5. Data replication based on storage media
Through the built-in firmware or operating system of the storage system, IP network or fiber channel and other transmission media links, the data is copied to the remote side in a synchronous or asynchronous manner, so as to realize the disaster protection of the production data.
The main feature of using storage media-based data replication technology to build a disaster recovery solution is that it requires higher network connections and hardware. Storage-based replication can be a "one-to-one" replication method, or a "one-to-many or many-to-one" replication method, that is, one stored data is copied to multiple remote storage or multiple stored data is copied to the same Remote storage, and replication can be bidirectional.
Storage replication technology is based on the realization of direct mirroring between storage disk arrays, through the built-in firmware or operating system of the storage system, using the IP network or fiber channel and other transmission interface connections, to copy the data in a synchronous or asynchronous manner to remote. Of course, under normal circumstances, this mode must be realized between storage system controllers of the same storage brand and the same model, and it is also one of the necessary conditions to be equipped with low latency and large bandwidth.
In storage array-based replication, the replication software runs on one or more storage controllers, which is very suitable for environments with a large number of servers for the following reasons:
Independent of the operating system; able to support Windows and Unix-based operating systems and mainframes (high-end arrays); license fees are generally based on storage capacity rather than the number of connected servers; no management work on connected servers is required.

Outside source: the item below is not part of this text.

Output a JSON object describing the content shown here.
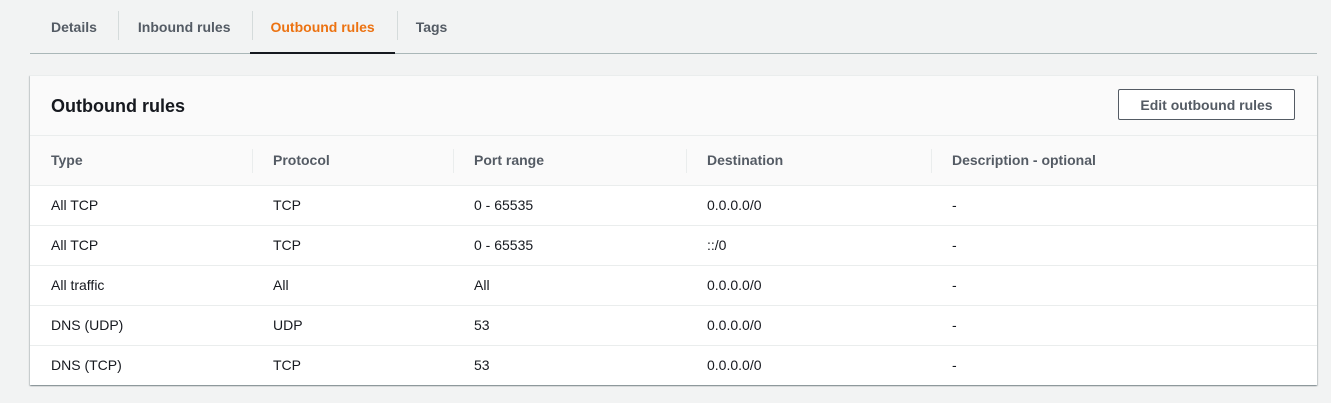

Since the replication work is handed over to the storage controller to complete, the problem of excessive server performance overhead can be avoided when the asynchronous transmission local cache is large, so that the storage array-based replication is very suitable for mission-critical and high-end transaction applications .
Summary
In actual work, it cannot be said that which type of technology is necessarily superior to another type of technology. Advantage is always a relative concept. In actual applications, companies need to choose a technical route that is more suitable for their own business scenarios. After all, there are only suitable ones. Is the best.